Flask Snippets

Snippets are unofficial and unmaintained.

This is an archived view of user-submitted snippets. Despite being hosted on the Flask site, they are not official. No Flask maintainer has curated or checked the snippets for security, correctness, or design.

HTTP Basic Auth

Posted by Armin Ronacher on 2010-05-04 @ 10:25 and filed in Authentication

For very simple applications HTTP Basic Auth is probably good enough. Flask makes this very easy.
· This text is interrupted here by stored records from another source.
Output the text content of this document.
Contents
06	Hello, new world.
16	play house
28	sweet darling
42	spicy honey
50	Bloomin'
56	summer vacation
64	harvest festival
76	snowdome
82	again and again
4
The following decorator applied around a function that is only available for certain users does exactly that:

from functools import wraps
from flask import request, Response


def check_auth(username, password):
    """This function is called to check if a username /
    password combination is valid.
    """
    return username == 'admin' and password == 'secret'

def authenticate():
    """Sends a 401 response that enables basic auth"""
    return Response(
    'Could not verify your access level for that URL.\n'
    'You have to login with proper credentials', 401,
    {'WWW-Authenticate': 'Basic realm="Login Required"'})

def requires_auth(f):
    @wraps(f)
    def decorated(*args, **kwargs):
        auth = request.authorization
        if not auth or not check_auth(auth.username, auth.password):
            return authenticate()
        return f(*args, **kwargs)
    return decorated

To use this decorator, just wrap a view function:

@app.route('/secret-page')
@requires_auth
def secret_page():
    return render_template('secret_page.html')

If you are using basic auth with mod_wsgi you will have to enable auth forwarding, otherwise apache consumes the required headers and does not send it to your application: WSGIPassAuthorization.

This snippet by Armin Ronacher can be used freely for anything you like. Consider it public domain.